Figure 4. Western blot analysis of ovarian cancer (OVCAR3, CA5171) and endometrial cancer (HEC1b, HEC151) original cells and their transfectants

A. Representative figures of Western blots of apoptosis-related molecules in OVACR3 original cells and their transfectants. B. Representative figures of Western blots of apoptosis-related molecules in CA5171 original cells and their transfectants. C. Bar figures of protein expressions of various molecules in OVACR3 original cells and their transfectants. The expressions of Mcl-1 increased significantly in the CHI3L1-transfected OVCAR3 cells (*p < 0.05 by ANOVA). D. Bar figures of protein expressions of various molecules in CA5171 original cells and their transfectants. The expressions of Mcl-1 decreased significantly in the shCHI3L1-transfected CA5171 cells (*p < 0.05 by ANOVA).
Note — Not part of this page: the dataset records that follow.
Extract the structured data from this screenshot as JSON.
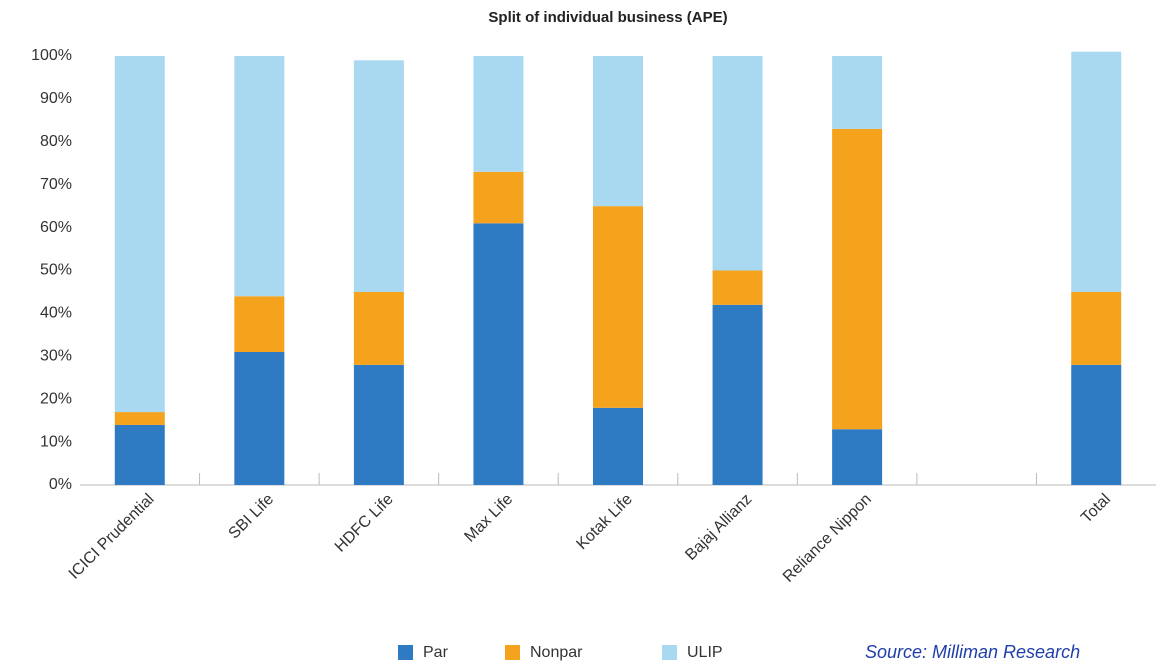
{
  "chart_data": {
    "type": "stacked_bar",
    "title": "Split of individual business (APE)",
    "categories": [
      "ICICI Prudential",
      "SBI Life",
      "HDFC Life",
      "Max Life",
      "Kotak Life",
      "Bajaj Allianz",
      "Reliance Nippon",
      null,
      "Total"
    ],
    "series": [
      {
        "name": "Par",
        "color": "#2e7bc4",
        "values": [
          14,
          31,
          28,
          61,
          18,
          42,
          13,
          null,
          28
        ]
      },
      {
        "name": "Nonpar",
        "color": "#f5a21c",
        "values": [
          3,
          13,
          17,
          12,
          47,
          8,
          70,
          null,
          17
        ]
      },
      {
        "name": "ULIP",
        "color": "#a9d9f0",
        "values": [
          83,
          56,
          54,
          27,
          35,
          50,
          17,
          null,
          56
        ]
      }
    ],
    "ylim": [
      0,
      100
    ],
    "yticks": [
      {
        "value": 0,
        "label": "0%"
      },
      {
        "value": 10,
        "label": "10%"
      },
      {
        "value": 20,
        "label": "20%"
      },
      {
        "value": 30,
        "label": "30%"
      },
      {
        "value": 40,
        "label": "40%"
      },
      {
        "value": 50,
        "label": "50%"
      },
      {
        "value": 60,
        "label": "60%"
      },
      {
        "value": 70,
        "label": "70%"
      },
      {
        "value": 80,
        "label": "80%"
      },
      {
        "value": 90,
        "label": "90%"
      },
      {
        "value": 100,
        "label": "100%"
      }
    ],
    "grid": false,
    "legend": "bottom",
    "source": "Source: Milliman Research"
  }
}
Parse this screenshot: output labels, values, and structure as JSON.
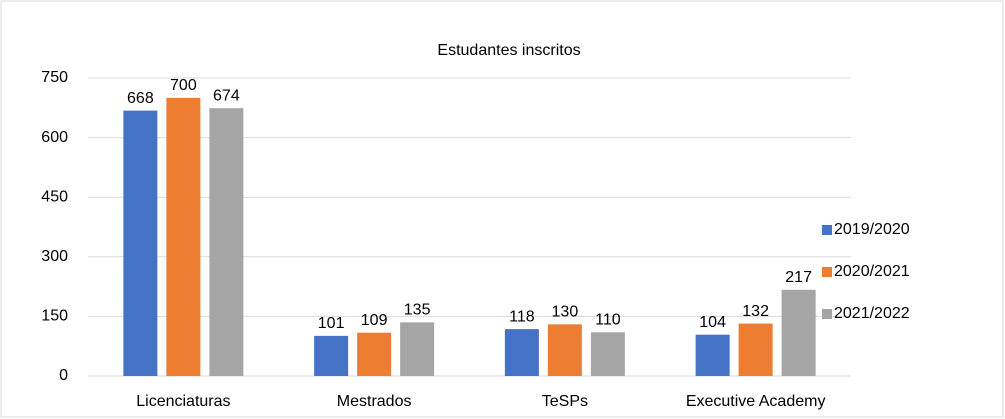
{
  "chart_data": {
    "type": "bar",
    "title": "Estudantes inscritos",
    "categories": [
      "Licenciaturas",
      "Mestrados",
      "TeSPs",
      "Executive Academy"
    ],
    "series": [
      {
        "name": "2019/2020",
        "color": "#4472c4",
        "values": [
          668,
          101,
          118,
          104
        ]
      },
      {
        "name": "2020/2021",
        "color": "#ed7d31",
        "values": [
          700,
          109,
          130,
          132
        ]
      },
      {
        "name": "2021/2022",
        "color": "#a5a5a5",
        "values": [
          674,
          135,
          110,
          217
        ]
      }
    ],
    "ylim": [
      0,
      750
    ],
    "yticks": [
      0,
      150,
      300,
      450,
      600,
      750
    ],
    "grid": true,
    "legend": "right"
  }
}
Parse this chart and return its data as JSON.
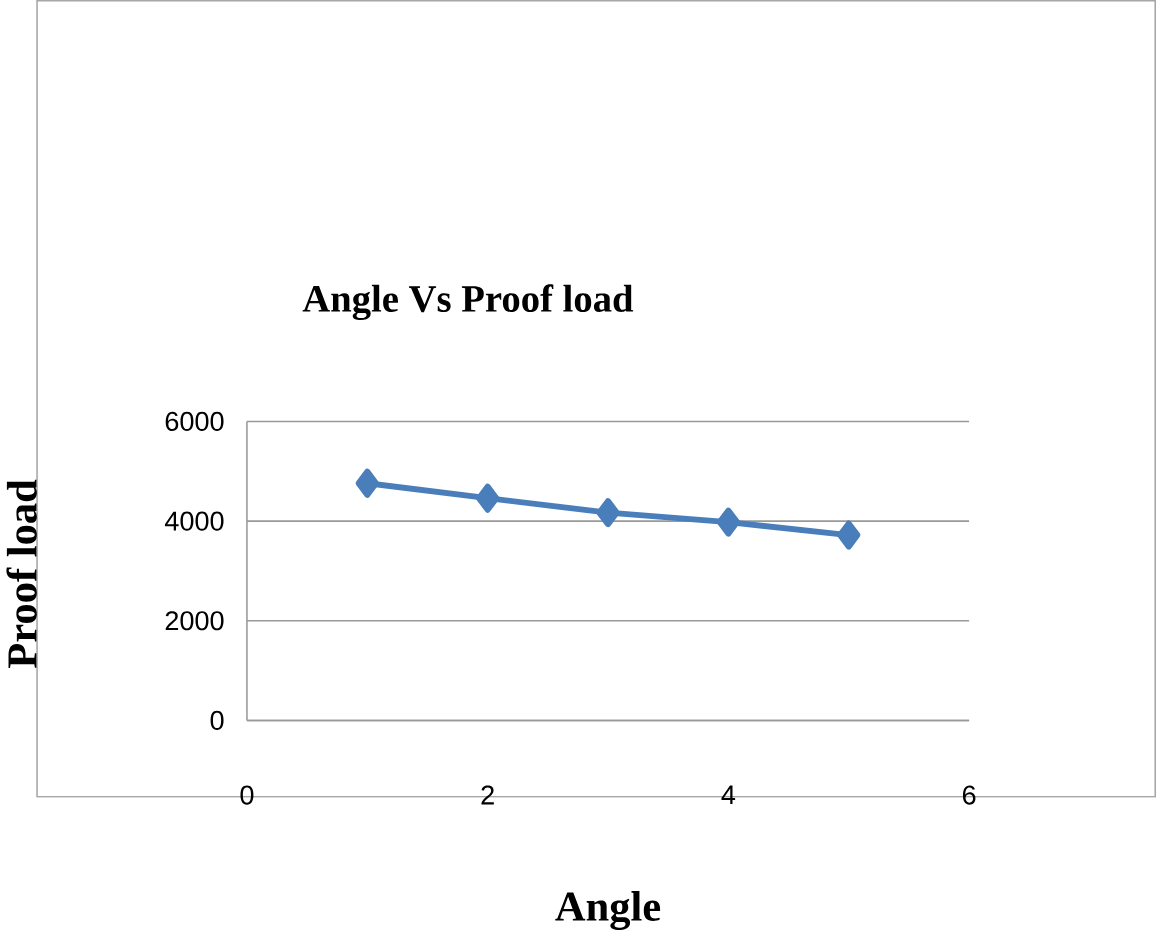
{
  "chart_data": {
    "type": "line",
    "title": "Angle Vs Proof load",
    "xlabel": "Angle",
    "ylabel": "Proof load",
    "x": [
      1,
      2,
      3,
      4,
      5
    ],
    "series": [
      {
        "color": "#4a7ebb",
        "values": [
          4760,
          4460,
          4170,
          3980,
          3720
        ]
      }
    ],
    "xlim": [
      0,
      6
    ],
    "xticks": [
      0,
      2,
      4,
      6
    ],
    "ylim": [
      0,
      6000
    ],
    "yticks": [
      0,
      2000,
      4000,
      6000
    ],
    "grid": "y",
    "marker": "diamond",
    "line_style": "solid"
  }
}
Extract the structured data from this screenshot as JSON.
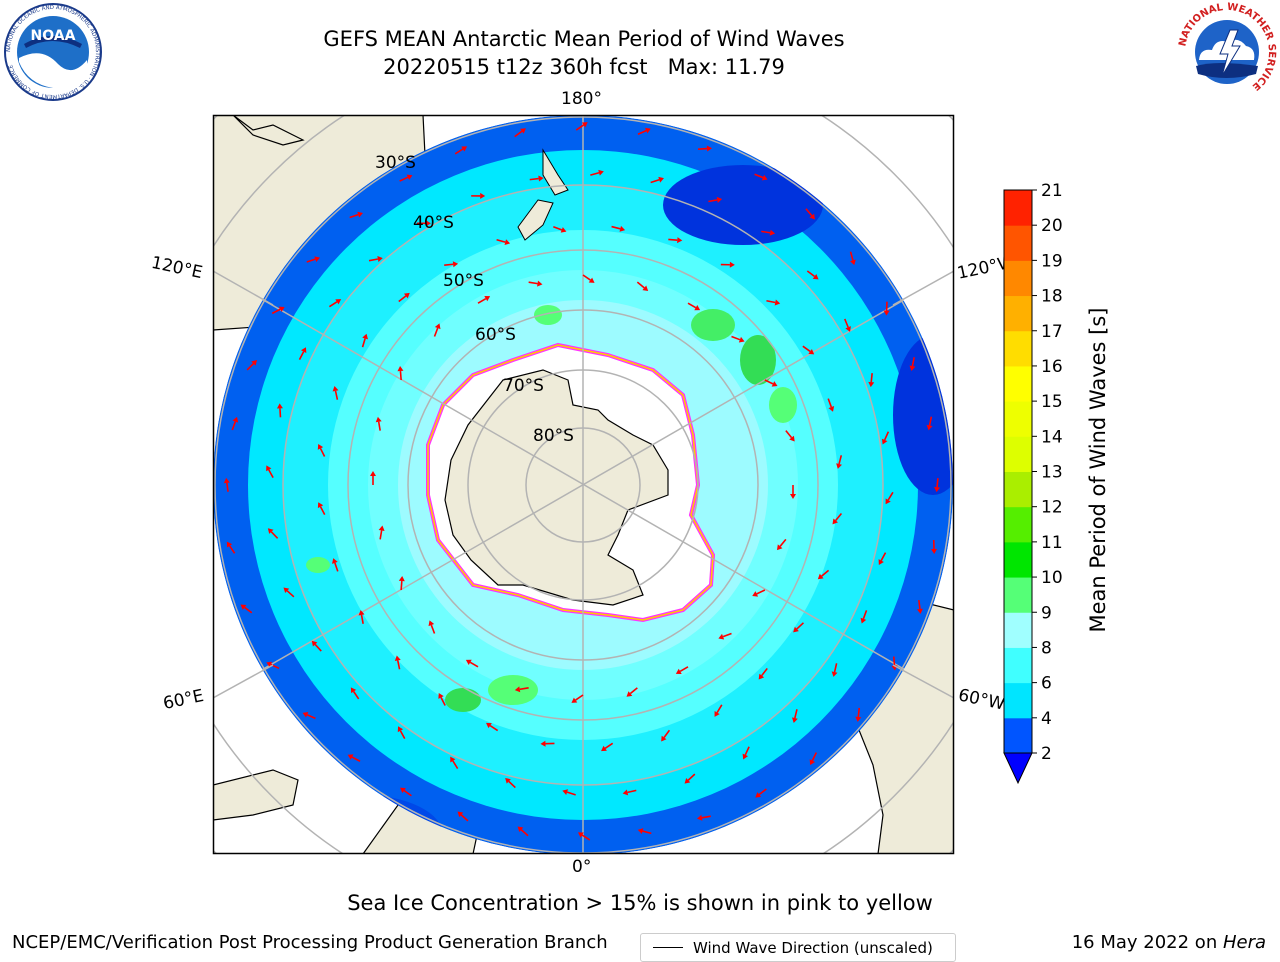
{
  "title": {
    "line1": "GEFS MEAN Antarctic Mean Period of Wind Waves",
    "line2": "20220515 t12z 360h fcst   Max: 11.79"
  },
  "logos": {
    "left": "NOAA",
    "left_ring_text": "NATIONAL OCEANIC AND ATMOSPHERIC ADMINISTRATION · U.S. DEPARTMENT OF COMMERCE",
    "right_ring_text": "NATIONAL WEATHER SERVICE"
  },
  "map": {
    "projection": "south-polar-stereographic",
    "longitude_labels": {
      "top": "180°",
      "bottom": "0°",
      "upper_left": "120°E",
      "upper_right": "120°W",
      "lower_left": "60°E",
      "lower_right": "60°W"
    },
    "latitude_labels": [
      "30°S",
      "40°S",
      "50°S",
      "60°S",
      "70°S",
      "80°S"
    ],
    "legend": "Wind Wave Direction (unscaled)",
    "colors": {
      "land": "#eeebd9",
      "ice": "#ffffff",
      "ice_edge": [
        "#ff33ff",
        "#ffcc00"
      ],
      "arrow": "#ff0000",
      "grid": "#b3b3b3"
    }
  },
  "colorbar": {
    "label": "Mean Period of Wind Waves [s]",
    "ticks": [
      "2",
      "4",
      "6",
      "8",
      "9",
      "10",
      "11",
      "12",
      "13",
      "14",
      "15",
      "16",
      "17",
      "18",
      "19",
      "20",
      "21"
    ],
    "colors": [
      "#0055ff",
      "#00e5ff",
      "#40ffff",
      "#a0ffff",
      "#55ff77",
      "#00e600",
      "#55ee00",
      "#aaee00",
      "#ddff00",
      "#eeff00",
      "#ffff00",
      "#ffdd00",
      "#ffb000",
      "#ff8800",
      "#ff5500",
      "#ff2200",
      "#ff0000"
    ],
    "extend_min_color": "#0000ff"
  },
  "caption": "Sea Ice Concentration > 15% is shown in pink to yellow",
  "footer": {
    "left": "NCEP/EMC/Verification Post Processing Product Generation Branch",
    "right_prefix": "16 May 2022 on ",
    "right_italic": "Hera"
  }
}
E. Representative figures of Western blots of apoptosis-related molecules in HEC1b original cells and their transfectants. F. Representative figures of Western blots of apoptosis-related molecules in HEC151 original cells and their transfectants. G. Bar figures of protein expressions of various molecules in HEC1b original cells and their transfectants. The expressions of Mcl-1 increased significantly in the CHI3L1-transfected HEC1b cells (*p < 0.05 by ANOVA). H. Bar figures of protein expressions of various molecules in HEC151 original cells and their transfectants. The expressions of Mcl-1 decreased significantly in the shCHI3L1-transfected HEC151 cells (*p < 0.05 by ANOVA).